Hughes gave not an inch of ground: Trump’s false claims, she insisted, “amongst a certain crowd . . . a large part of the population, are truth.”

Belief, therefore, takes the place of fact.

The situation has only become worse since then. And as scholars have observed, calling out falsehoods forcefully may actually cause people to hold tighter to their beliefs.

That’s the “backfire effect” that academics Brendan Nyhan and Jason Reifler wrote about in their study “When Corrections Fail” about the persistence of political misperceptions: “Direct factual contradictions can actually strengthen ideologically grounded factual beliefs.”

Advertising

Not knowing what media sources to believe — and the growing mistrust in the press among many segments of the public — has added to the problem of politicians who lie.

Last week, I was asked to settle a family dispute about the believability of a news report that had been circulating on a group text-message chain.

One family member (I’m being vague since I hope to continue to be invited to Thanksgiving dinner) was outraged by the supposed revelations in a Newsweek article whose headline read “Brand New Mail Sorting Machine Thrown Out at USPS Center, Leaving Workers Sorting by Hand.”

Another family member had serious doubts about whether this was true. He dismissed it as “hearsay.”

And a third asked me to take a look: Would I have published the article?

It didn’t take me long to decide it wasn’t credible or publication-worthy. Newsweek, despite its legacy name, is suspect from the start these days. The article’s sourcing was thin. And a hyperlink, its main piece of evidence, led me to a local news site that already corrected the main element of its story. (Days later, Newsweek still hadn’t updated its story.)

Advertising

These family members care about the facts, and were engaged enough to be curious about whether a report is accurate. And while it may have suited their politics better if it were true, they were open to hearing that it wasn’t.

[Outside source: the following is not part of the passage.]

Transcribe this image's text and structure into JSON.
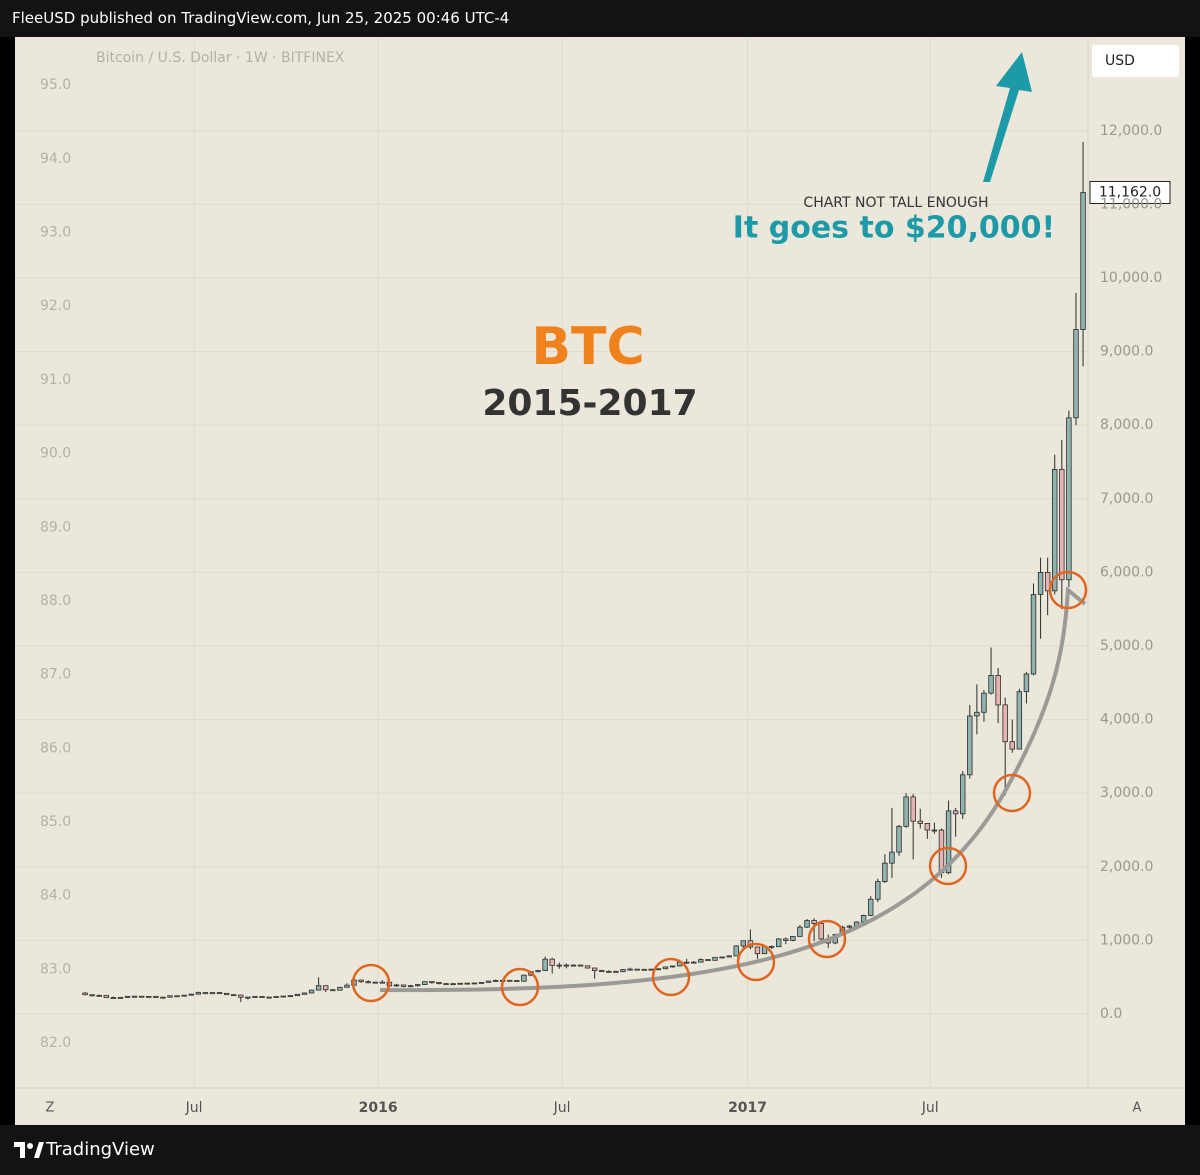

But most people don’t have the time or energy to do research projects on the news they are reading, or the claims they are hearing from the White House, or the conspiracy theories that flood their Facebook feeds.

Most people no longer share with their fellow citizens the trust in news organizations — or in political actors — that would give them confidence in a shared basis of reality. And worst of all, the flow of disinformation on social media is both vile and unstoppable.

In this world, challenging official lies and seeking truth remains necessary, even essential. The yeoman’s work of Daniel Dale, and others like him, remains appreciated.

But I’m with Warzel on this: As Americans, we’re in trouble when it comes to a common ground of reality on which to stand.

And no amount of fact-checking is going to solve that overwhelming problem.

Margaret Sullivan is The Washington Post’s media columnist.